Given that our hypothesis is true, if the probability of observing the average of that variable is extreme or as extreme as the one we observed is higher than the significance level, alpha = 0.05, then we fail to reject the null hypothesis.
- If the p-value is greater than alpha, we would retain the null hypothesis, meaning we have sufficient statistical evidence to assume that the variable we are observing is not correlated with a PCOS diagnosis.
- If the p-value is lower than alpha, we would reject the null hypothesis in favor of the alternative, meaning that we have enough statistical evidence to assume that particular variable is correlated with a PCOS diagnosis and is, therefore, significant.
The bar chart below shows the p-values of each PCOS feature from each ANOVA test that was conducted. The orange line shows the significance level of 0.05. If the feature is to the left of the line, this indicates that the feature’s p-value is less than 0.05, indicating significance.
From the inferential statistics analysis, evidence suggests that the features that differ from PCOS diagnosed patients and non-PCOS patients are the following:
- Foll_No_R
- Cycle_Length
- Anti_Mull_Horm
- Waist_in
- Age
- Prolactin
- Follicle_Stim_Horm
- Waist_Hip_Ratio
If we were a patient or provider, we could start our examination with these characteristics to see if PCOS was a cause of infertility.
After the first question was answered and thoroughly analyzed, I moved on answering the second question:
- Do non-PCOS patients exhibit similar symptoms to those who are diagnosed with PCOS?

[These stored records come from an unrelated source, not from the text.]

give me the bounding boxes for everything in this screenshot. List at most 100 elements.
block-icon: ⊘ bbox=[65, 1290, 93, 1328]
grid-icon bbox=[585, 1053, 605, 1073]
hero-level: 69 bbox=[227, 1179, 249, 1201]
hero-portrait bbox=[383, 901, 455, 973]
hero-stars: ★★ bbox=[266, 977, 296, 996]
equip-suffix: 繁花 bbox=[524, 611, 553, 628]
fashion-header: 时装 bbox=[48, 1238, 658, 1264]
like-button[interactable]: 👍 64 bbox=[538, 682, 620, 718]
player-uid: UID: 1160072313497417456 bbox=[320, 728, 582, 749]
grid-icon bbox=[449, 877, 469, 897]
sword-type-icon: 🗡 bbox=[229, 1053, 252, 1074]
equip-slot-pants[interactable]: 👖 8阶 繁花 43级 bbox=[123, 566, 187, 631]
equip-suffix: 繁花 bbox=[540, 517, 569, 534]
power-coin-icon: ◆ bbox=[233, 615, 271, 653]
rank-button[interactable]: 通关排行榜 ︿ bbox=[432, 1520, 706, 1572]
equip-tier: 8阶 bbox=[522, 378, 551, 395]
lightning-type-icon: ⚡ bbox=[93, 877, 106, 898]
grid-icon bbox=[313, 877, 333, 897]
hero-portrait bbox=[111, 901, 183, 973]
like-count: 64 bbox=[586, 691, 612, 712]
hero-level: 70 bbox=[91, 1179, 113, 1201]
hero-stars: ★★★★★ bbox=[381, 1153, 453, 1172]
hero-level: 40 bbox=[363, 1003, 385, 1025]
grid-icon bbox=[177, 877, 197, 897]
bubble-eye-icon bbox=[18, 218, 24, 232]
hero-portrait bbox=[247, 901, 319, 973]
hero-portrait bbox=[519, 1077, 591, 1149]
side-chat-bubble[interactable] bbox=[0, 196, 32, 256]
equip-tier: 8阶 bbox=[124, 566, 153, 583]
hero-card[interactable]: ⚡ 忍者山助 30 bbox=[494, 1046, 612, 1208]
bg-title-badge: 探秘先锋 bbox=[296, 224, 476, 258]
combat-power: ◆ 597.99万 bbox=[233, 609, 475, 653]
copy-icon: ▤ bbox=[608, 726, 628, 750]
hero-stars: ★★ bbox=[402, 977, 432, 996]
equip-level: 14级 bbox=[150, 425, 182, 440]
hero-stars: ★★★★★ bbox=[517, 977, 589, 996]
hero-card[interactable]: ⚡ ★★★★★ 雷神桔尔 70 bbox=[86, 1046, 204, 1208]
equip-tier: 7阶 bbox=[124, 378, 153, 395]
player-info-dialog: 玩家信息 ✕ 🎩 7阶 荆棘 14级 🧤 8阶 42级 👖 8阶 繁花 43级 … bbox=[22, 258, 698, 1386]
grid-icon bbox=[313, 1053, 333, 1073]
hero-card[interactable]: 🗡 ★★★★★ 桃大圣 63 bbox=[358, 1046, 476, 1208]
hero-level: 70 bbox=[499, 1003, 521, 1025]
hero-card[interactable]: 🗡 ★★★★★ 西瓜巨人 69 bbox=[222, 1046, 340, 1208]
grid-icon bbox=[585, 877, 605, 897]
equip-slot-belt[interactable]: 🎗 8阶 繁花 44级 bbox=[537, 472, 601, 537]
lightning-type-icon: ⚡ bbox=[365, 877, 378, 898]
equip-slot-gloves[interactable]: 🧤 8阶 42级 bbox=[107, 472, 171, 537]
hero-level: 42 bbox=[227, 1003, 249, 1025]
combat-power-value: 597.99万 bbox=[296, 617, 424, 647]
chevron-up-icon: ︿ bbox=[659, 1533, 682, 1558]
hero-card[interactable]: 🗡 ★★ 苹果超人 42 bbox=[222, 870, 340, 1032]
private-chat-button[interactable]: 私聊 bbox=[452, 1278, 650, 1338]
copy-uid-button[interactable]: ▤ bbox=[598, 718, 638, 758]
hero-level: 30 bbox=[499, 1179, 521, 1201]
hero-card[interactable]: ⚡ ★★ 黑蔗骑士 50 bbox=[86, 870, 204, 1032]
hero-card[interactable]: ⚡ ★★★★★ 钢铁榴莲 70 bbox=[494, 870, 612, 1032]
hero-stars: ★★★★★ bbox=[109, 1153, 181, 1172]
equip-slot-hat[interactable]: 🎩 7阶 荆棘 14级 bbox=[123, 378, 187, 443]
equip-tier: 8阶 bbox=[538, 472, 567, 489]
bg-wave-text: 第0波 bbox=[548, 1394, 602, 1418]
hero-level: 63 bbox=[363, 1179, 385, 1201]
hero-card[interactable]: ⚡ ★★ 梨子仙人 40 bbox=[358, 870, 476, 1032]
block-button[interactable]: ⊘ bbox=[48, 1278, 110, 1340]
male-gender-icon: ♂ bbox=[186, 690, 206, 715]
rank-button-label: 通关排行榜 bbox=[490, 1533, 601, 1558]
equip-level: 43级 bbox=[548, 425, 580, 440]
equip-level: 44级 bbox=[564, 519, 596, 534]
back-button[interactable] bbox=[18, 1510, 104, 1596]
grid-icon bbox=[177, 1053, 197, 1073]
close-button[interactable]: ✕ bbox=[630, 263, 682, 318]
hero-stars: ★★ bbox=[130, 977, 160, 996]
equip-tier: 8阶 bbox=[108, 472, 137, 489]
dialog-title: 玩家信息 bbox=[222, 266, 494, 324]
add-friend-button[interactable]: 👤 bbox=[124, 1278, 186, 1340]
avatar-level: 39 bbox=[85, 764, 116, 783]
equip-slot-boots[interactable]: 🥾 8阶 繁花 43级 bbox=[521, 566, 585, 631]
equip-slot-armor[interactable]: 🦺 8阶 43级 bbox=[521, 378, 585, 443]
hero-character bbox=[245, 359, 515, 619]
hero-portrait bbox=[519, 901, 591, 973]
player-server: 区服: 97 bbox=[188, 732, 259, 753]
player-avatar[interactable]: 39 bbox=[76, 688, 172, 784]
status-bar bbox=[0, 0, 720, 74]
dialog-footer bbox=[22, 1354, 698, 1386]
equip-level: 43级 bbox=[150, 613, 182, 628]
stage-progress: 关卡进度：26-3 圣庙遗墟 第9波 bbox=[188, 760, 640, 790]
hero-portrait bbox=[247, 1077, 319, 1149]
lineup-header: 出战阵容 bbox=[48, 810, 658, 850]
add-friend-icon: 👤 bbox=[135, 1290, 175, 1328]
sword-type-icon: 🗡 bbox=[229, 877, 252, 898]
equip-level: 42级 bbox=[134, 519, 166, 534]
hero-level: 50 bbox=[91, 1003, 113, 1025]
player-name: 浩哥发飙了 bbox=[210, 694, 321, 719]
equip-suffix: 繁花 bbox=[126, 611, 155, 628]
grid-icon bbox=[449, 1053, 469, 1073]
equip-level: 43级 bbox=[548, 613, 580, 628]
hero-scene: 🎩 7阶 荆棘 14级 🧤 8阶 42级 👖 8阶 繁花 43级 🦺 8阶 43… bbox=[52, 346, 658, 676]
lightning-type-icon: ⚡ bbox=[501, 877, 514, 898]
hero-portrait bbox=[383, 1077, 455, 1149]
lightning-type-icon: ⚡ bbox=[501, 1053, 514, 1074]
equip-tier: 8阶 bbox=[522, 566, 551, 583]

To answer this question, a simple categorical aggregation would help us answer this question:
According to this table, acne and hair loss were the most frequent symptoms exhibited by non-PCOS patients. Other than these two symptoms, most non-PCOS patients did not exhibit any other PCOS related symptoms in this data set.

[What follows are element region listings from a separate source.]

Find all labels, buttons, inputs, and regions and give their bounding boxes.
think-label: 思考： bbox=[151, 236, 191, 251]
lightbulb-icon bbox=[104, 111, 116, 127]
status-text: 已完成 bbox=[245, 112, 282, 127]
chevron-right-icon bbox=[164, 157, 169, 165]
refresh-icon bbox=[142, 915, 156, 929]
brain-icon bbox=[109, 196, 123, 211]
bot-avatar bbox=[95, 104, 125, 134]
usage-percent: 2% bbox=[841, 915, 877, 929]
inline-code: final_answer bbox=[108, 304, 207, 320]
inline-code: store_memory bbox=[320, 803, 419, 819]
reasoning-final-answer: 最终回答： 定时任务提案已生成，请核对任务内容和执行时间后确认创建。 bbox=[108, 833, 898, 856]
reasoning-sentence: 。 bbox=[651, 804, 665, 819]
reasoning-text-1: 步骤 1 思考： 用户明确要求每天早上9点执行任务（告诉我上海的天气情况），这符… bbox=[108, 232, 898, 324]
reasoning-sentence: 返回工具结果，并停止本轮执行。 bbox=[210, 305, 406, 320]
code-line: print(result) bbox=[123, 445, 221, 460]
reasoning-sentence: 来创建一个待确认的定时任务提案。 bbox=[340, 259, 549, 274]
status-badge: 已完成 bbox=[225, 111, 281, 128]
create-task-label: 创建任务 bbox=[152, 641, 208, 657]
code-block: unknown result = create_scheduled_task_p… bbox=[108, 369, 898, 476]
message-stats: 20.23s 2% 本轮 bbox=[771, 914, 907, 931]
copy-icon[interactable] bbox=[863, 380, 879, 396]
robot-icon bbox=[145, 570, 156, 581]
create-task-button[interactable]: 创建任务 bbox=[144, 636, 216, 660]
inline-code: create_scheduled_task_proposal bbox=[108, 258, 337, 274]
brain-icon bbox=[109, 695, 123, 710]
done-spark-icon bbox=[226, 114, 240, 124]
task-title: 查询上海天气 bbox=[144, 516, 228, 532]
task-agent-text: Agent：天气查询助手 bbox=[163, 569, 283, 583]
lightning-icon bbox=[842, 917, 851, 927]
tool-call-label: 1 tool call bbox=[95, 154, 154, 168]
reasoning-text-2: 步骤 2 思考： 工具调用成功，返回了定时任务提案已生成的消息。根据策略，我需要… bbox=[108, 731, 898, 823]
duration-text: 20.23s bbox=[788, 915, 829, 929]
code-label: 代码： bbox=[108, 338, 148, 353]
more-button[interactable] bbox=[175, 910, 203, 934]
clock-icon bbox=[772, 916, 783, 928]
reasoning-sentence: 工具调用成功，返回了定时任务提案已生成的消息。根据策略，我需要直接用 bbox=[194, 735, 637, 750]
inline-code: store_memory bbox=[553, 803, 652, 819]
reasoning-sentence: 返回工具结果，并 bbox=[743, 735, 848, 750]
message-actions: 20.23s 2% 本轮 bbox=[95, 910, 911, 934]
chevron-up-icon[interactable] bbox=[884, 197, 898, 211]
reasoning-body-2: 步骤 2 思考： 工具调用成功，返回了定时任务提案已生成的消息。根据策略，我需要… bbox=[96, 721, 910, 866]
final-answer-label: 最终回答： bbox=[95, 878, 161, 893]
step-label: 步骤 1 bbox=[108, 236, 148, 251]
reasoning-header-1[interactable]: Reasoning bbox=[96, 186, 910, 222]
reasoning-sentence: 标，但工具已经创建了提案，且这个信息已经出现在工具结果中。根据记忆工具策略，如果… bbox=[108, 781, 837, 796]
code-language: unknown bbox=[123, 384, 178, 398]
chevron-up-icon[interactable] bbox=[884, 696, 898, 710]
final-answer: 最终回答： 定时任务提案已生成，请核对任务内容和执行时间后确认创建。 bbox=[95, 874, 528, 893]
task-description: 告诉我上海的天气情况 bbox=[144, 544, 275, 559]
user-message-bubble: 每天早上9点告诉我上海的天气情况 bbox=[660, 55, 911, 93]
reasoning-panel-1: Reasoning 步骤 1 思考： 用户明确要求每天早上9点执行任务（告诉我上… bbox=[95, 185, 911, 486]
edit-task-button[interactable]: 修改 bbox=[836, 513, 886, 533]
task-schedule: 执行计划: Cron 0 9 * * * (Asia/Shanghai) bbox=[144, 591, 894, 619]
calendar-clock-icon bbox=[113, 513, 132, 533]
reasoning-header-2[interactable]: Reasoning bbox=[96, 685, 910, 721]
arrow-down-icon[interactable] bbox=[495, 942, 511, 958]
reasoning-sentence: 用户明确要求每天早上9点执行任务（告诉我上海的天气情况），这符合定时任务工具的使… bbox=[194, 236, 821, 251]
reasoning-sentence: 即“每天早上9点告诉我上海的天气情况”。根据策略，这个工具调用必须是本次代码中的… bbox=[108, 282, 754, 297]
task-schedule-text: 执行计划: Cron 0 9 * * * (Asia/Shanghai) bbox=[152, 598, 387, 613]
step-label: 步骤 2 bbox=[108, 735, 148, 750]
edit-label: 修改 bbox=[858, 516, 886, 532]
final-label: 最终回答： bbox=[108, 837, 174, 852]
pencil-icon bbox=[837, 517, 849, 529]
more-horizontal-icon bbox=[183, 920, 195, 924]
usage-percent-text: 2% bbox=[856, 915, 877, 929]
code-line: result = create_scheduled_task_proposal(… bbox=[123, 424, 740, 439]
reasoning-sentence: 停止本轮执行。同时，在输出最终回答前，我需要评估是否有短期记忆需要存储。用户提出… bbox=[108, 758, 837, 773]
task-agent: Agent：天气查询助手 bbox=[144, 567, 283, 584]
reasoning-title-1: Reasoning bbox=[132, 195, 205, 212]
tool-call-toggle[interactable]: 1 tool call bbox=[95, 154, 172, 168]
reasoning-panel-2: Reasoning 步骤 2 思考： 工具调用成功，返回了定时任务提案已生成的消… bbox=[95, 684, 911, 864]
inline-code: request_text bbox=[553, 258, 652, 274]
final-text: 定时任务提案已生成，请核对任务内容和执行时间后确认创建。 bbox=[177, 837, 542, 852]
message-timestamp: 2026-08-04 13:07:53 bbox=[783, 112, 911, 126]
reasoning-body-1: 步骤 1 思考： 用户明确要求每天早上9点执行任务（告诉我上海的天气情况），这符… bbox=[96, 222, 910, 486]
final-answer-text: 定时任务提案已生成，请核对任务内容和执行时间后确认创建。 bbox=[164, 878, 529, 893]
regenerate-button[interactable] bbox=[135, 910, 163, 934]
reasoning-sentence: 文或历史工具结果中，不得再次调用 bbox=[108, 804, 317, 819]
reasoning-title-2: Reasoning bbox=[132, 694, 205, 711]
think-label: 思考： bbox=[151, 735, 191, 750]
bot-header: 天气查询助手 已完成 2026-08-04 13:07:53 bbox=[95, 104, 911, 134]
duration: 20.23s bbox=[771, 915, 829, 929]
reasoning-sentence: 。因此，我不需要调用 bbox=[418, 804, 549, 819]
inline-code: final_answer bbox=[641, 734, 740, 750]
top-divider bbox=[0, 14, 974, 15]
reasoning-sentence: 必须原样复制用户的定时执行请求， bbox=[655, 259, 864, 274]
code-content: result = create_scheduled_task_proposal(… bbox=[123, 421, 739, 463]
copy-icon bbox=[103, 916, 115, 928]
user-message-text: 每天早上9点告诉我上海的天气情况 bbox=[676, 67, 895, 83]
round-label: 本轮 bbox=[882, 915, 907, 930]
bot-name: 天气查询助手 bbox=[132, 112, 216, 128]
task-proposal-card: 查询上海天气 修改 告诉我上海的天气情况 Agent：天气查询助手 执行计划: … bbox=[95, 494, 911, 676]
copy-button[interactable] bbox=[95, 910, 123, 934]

Now that we know that acne and hair loss are the most frequent symptoms exhibited by non-PCOS patients, let’s take a look at the most frequent symptoms in PCOS patients to look for similarities or differences.
From the table above, it looks like the most frequent symptoms exhibited by PCOS patients are acne, skin darkening and weight gain. After doing this simple categorical variable aggregation, we can conclude that the only frequent symptom that PCOS and non-PCOS patients have in common is acne which may be caused by a variety of other conditions, not just PCOS.
Conclusion
In conclusion, PCOS symptoms exist on a spectrum. They can vary from woman to woman, and even within the same woman, depending on the timing of her cycle or even her age. In this exploratory data analysis, I found that follicle count, cycle length, AMH, PRL, FSH, age and waist measurements are the highest possible indicators of PCOS. The most frequent symptoms exhibited by non-PCOS patients were acne and hair loss. The most frequent symptoms exhibited by PCOS patients were acne, weight gain and skin darkening.

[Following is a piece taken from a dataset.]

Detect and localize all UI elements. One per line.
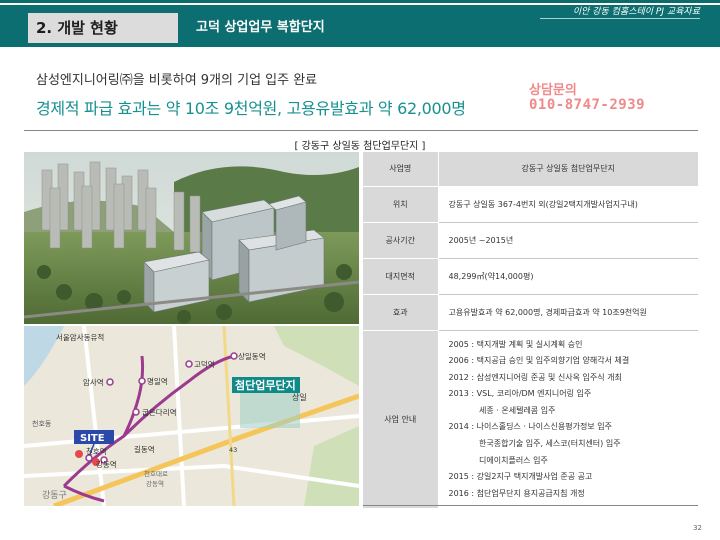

It is of vital importance that the provider and patient work together to narrow down symptoms, run diagnostic tests, and continuously monitor to treat PCOS. Further research and even machine learning techniques could be developed to help treat and diagnose such variable conditions in patients.
Please note that additional visualizations such as distributions of features are provided in PCOS_Analysis.ipynb on Github.